Y aurait-il en Éric Salvail un zen dalaï-lama? «Pas tout à fait! Je ne mange ni pain, ni pâtes, ni riz, mais ça m'arrive de tomber dans le plat de M & M! Aussi, quand je suis au chalet, je me dis que je suis en train de rater les meilleurs shows en ville. Quand je suis en ville, je me dis: "Mon Dieu Seigneur qu'il doit faire beau là-bas!"» Ce sens de l'urgence en différé (un véritable feu qui naît toutes les 8 secondes dans son cerveau et qui le fait courir) a longtemps été un moteur. À un moment de sa vie où l'homme aspire à plus de contrôle, ça devient parfois une entrave au bonheur. «L'été dernier, je planchais sur le talk-show, je faisais le Gala Juste pour rire et la promotion du film Hot Dog, en plus d'ouvrir de nouveaux bureaux, de mettre ma maison en vente et d'aménager un nouveau condo! Tard le soir, en route vers chez moi, je voyais sur les terrasses les gens qui prenaient un verre entre amis. Ils avaient l'air de relaxer, d'avoir du plaisir. Cette image m'est restée.» Sa mère s'inquiète: «Il se demande pourquoi il ne peut pas faire ça! Je le vois vivre à 100 milles à l'heure. Je lui dis: "Fais attention, gars."» Mais dans les plans d'Éric, ralentir n'est pas au menu pour le moment. «Le temps, ce sera sans doute la pierre angulaire de ma prochaine bataille.» Une bataille qu'il compte bien mener dans le calme et la sérénité.

Les plaisirs d'Éric

1. Gâter ma nièce. Même quand j'avais moins de moyens, dans la vingtaine, je faisais des extravagances pour elle. Ma mère disait: «Es-tu fou! Elle va porter ça pendant deux mois, pis ça lui fera plus!» Mais quels deux mois on passait à la regarder faire sa parade!

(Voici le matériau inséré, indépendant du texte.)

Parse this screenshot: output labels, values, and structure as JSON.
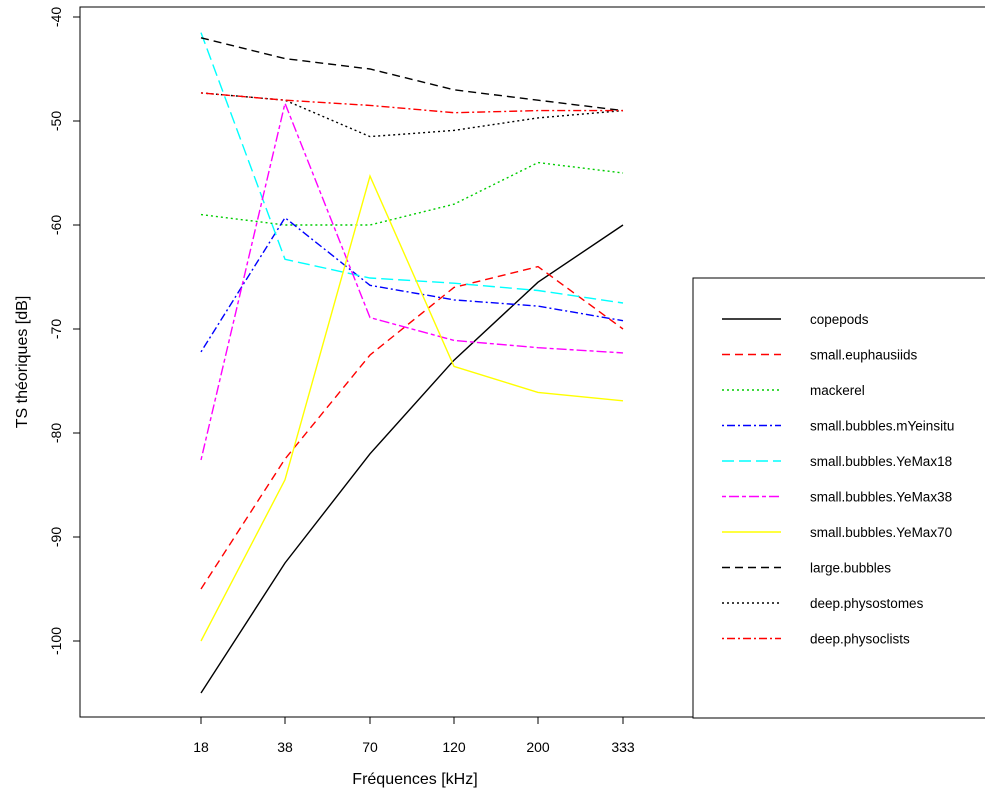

2. Voyager seul. J'adore! D'abord, je parle peu, et j'aime retrouver cet anonymat. Le regard des autres est différent et ça me fait du bien. Ça me recentre sur l'essentiel.

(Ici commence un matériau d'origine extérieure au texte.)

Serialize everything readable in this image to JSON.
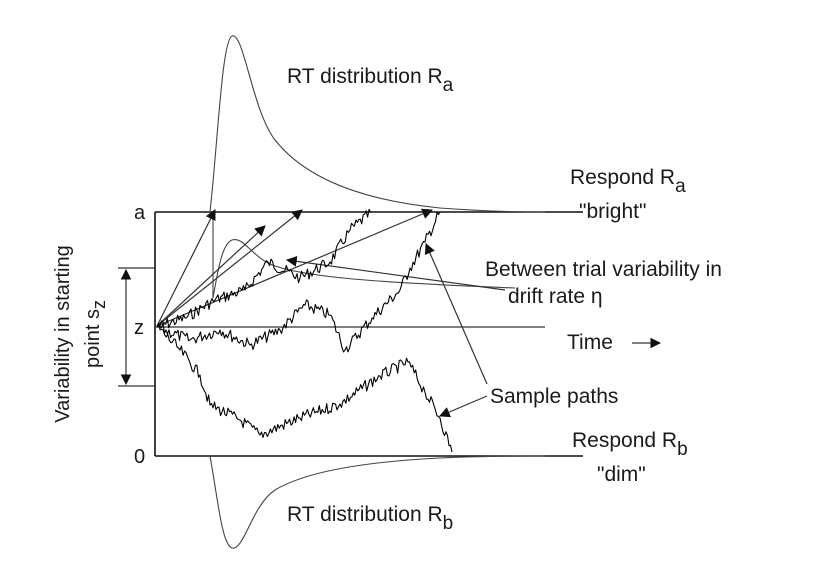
{
  "labels": {
    "rt_top": "RT distribution R",
    "rt_top_sub": "a",
    "rt_bottom": "RT distribution R",
    "rt_bottom_sub": "b",
    "respond_top": "Respond R",
    "respond_top_sub": "a",
    "respond_top_word": "\"bright\"",
    "respond_bottom": "Respond R",
    "respond_bottom_sub": "b",
    "respond_bottom_word": "\"dim\"",
    "between_trial_line1": "Between trial variability in",
    "between_trial_line2": "drift rate η",
    "time": "Time",
    "sample_paths": "Sample paths",
    "ylabel_line1": "Variability in starting",
    "ylabel_line2": "point s",
    "ylabel_sub": "z",
    "tick_a": "a",
    "tick_z": "z",
    "tick_0": "0"
  },
  "colors": {
    "ink": "#111111",
    "background": "#ffffff"
  }
}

3. Les surprises. Dernièrement, à la fête du Travail, j'ai appelé ma mère et ma soeur: «Habillez-vous, on s'en va à Vegas!»

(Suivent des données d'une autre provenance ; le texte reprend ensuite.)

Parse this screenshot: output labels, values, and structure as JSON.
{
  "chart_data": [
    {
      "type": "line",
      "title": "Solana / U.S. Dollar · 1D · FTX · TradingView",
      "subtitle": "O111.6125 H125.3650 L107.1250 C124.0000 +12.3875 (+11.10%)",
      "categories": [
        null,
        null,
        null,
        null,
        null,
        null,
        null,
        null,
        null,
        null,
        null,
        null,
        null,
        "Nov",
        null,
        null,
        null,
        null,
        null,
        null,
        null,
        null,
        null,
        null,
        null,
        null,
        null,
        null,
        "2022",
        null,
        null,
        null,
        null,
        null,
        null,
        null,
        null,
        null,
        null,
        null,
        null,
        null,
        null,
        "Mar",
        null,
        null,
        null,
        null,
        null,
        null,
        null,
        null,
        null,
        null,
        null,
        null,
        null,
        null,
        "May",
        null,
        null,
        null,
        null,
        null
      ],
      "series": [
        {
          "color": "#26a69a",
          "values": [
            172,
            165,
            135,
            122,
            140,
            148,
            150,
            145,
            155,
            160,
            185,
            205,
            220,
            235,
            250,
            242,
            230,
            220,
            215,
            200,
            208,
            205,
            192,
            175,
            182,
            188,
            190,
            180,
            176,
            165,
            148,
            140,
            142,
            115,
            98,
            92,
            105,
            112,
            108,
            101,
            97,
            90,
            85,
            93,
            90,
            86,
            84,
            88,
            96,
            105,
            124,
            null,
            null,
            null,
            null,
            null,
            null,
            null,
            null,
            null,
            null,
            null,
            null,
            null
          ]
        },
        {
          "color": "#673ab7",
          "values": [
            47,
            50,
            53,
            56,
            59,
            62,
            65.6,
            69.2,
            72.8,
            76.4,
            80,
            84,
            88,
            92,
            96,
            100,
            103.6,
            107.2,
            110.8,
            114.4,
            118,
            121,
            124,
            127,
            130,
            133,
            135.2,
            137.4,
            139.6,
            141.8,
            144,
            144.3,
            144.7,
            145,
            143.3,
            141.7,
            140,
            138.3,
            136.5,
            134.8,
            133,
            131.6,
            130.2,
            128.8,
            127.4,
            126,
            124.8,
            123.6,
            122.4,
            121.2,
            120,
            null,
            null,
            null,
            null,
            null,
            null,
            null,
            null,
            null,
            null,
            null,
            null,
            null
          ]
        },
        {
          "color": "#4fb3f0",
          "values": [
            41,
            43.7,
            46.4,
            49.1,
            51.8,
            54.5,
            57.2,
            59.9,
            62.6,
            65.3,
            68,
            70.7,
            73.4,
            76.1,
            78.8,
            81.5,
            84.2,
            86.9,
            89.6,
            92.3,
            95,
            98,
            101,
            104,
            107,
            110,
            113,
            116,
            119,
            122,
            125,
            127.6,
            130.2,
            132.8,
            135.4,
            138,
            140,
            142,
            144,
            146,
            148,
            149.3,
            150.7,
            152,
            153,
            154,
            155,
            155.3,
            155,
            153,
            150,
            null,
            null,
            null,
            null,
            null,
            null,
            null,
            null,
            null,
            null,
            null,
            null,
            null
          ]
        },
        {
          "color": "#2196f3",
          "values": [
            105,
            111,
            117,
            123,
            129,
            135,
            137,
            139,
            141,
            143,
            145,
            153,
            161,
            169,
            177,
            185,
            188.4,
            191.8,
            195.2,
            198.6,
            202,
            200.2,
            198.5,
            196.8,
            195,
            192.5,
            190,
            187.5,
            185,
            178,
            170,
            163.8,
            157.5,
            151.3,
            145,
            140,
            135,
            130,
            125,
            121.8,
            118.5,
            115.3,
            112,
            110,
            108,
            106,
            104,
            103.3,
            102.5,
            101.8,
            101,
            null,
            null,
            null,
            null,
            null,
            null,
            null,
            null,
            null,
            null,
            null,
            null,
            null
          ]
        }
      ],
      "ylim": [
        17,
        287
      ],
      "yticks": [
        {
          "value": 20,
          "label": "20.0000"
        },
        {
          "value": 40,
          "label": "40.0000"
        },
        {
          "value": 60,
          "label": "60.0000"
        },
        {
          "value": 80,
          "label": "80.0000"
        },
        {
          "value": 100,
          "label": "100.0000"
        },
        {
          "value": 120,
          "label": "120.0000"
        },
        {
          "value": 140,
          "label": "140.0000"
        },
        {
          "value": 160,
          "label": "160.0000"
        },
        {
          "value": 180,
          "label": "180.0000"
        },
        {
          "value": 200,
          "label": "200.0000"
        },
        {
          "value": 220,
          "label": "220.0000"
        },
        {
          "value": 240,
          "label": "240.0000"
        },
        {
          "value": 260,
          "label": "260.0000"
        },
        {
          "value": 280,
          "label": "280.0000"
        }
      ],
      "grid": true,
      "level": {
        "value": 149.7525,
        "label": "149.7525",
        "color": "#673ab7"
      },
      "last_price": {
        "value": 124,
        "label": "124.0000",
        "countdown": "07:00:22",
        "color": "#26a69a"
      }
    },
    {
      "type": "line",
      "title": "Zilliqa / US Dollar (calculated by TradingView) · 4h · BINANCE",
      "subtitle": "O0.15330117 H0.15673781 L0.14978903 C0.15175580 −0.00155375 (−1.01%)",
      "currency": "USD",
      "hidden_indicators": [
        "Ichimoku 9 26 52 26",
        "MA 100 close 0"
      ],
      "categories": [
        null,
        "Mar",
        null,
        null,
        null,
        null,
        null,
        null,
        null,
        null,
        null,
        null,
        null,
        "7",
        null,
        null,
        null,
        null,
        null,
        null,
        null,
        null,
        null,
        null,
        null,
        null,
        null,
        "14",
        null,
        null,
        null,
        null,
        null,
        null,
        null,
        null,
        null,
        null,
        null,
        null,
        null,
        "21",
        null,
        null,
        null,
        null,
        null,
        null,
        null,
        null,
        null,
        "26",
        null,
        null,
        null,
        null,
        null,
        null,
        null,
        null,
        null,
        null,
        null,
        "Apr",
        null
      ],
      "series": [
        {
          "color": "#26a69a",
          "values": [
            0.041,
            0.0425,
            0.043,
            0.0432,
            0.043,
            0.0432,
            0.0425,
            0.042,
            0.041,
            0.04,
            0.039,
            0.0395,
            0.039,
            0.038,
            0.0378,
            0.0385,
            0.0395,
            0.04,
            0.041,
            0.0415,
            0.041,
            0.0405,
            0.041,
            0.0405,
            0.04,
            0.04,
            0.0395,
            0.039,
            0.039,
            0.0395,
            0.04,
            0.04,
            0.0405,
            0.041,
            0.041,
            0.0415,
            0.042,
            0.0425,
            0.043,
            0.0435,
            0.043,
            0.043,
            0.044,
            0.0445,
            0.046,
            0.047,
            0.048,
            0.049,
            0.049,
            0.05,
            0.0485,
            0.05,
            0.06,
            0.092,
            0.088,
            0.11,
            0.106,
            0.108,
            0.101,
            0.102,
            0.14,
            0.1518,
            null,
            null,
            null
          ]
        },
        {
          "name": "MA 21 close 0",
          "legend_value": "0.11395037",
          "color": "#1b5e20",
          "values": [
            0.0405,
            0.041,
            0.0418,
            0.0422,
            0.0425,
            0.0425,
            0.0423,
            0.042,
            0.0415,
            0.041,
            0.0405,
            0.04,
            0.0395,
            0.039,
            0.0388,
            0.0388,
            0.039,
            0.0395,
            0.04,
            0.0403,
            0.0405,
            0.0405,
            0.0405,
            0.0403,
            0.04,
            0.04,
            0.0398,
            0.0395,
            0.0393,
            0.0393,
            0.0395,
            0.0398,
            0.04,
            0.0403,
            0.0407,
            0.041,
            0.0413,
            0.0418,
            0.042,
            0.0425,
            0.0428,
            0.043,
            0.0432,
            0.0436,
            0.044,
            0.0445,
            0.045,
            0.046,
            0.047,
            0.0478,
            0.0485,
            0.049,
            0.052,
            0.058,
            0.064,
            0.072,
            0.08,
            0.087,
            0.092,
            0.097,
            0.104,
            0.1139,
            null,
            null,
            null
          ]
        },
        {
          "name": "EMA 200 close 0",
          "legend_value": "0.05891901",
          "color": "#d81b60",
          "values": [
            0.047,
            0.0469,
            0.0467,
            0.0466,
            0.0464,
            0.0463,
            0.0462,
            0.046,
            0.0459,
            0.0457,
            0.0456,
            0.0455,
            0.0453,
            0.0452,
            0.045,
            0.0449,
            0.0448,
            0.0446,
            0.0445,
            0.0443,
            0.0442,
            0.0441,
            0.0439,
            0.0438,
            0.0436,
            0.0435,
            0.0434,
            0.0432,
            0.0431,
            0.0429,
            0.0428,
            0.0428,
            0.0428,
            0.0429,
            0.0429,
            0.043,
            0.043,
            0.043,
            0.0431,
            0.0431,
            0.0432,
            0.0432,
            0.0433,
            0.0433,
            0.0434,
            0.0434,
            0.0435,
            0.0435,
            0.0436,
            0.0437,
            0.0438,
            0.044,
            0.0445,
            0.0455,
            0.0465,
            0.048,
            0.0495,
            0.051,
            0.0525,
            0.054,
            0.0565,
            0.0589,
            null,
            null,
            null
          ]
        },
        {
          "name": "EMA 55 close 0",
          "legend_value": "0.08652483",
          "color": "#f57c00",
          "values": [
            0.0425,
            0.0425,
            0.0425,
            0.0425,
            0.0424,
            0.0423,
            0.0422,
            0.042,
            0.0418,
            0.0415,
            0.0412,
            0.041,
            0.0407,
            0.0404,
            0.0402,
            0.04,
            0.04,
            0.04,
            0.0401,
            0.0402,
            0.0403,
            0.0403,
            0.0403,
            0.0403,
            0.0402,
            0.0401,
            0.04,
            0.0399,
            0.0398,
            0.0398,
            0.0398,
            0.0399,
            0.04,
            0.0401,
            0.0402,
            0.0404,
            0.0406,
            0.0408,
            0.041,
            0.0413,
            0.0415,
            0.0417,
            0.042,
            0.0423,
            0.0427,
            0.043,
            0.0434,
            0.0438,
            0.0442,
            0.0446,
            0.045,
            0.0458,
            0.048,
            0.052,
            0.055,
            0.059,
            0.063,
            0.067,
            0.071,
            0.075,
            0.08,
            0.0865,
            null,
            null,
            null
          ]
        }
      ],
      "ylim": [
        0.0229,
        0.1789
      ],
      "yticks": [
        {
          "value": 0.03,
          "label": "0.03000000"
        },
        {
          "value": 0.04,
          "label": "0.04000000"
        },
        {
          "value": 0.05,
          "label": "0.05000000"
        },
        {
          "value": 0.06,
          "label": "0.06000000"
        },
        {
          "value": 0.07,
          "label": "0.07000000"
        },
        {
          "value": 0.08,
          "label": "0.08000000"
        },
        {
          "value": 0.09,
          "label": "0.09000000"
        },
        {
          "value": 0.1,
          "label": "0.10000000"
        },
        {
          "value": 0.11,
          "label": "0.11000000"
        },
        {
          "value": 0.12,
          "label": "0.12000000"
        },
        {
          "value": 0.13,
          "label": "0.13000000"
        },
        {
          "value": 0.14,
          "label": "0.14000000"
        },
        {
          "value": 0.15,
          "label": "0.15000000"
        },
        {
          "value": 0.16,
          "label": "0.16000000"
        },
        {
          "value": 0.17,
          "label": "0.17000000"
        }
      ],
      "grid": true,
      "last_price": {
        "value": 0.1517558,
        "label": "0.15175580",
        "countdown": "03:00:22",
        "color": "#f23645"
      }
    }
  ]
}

4. Noël. Toujours un grand plaisir. Chez nous, on a des rituels. Le 24 décembre, c'est toujours dans une salle, à Sorel. Je couche chez mes parents, et le 26, on fait une table de Noël au chalet. Je suis assez traditionnel.

5. L'architecture. Magasiner des vêtements, ça me met vite à boutte. Mais des visites libres de maison, j'en ferais à vie! Lire les plans, faire des changements, découvrir d'autres éléments de design, j'aime ça. Rien que mettre mon nez dans les magazines de déco... j'adore!

Échange de coups

  • Coup de volant - Mon départ de TVA et mon arrivée chez V.
  • Coup de coeur - Le livre Tremblement de mère, par Diane Lavoie, chez Flammarion. Quand j'ai lu ça, j'ai pleuré tout seul dans mon salon.
  • Coup de crayon - Les mots dans mes cartes d'anniversaire me touchent particulièrement.
  • Coup dur - La dégénérescence de mon père, emporté il y a 6 ans par la maladie d'Alzheimer.
  • Beau coup - Quand ma soeur, Brigitte, et son mari, Jacques, ont adopté Laurie, ma nièce, qui a maintenant 19 ans. J'ai fait organiser un convoi par la sécurité de l'aéroport afin que ma famille traverse la piste d'atterrissage et se rende jusque dans l'avion pour aller chercher la petite sur les genoux de la nounou qui l'emmenait de Taïwan. C'était avant le 11 septembre!
  • Coup fatal - Tout a fonctionné sauf que... je suis arrivé en retard et je n'ai pas pu assister à ce moment magique. C'est, à ce jour, le retard que j'ai pleuré le plus dans ma vie.
  • Coup sûr - Si on dit quelque chose à mon sujet, je le prends personnel. Comment faire autrement? C'est dit à mon sujet...
  • Coup de verdure - L'arbre qui donne dans ma fenêtre de cuisine, au chalet. Quand j'ai reçu l'appel pour me dire que mon père vivait ses derniers moments, le chalet n'était pas encore construit. J'étais planté là, devant la grue qui marquait l'endroit des fondations. Après le départ de Papa, j'ai planté un arbre à cet endroit.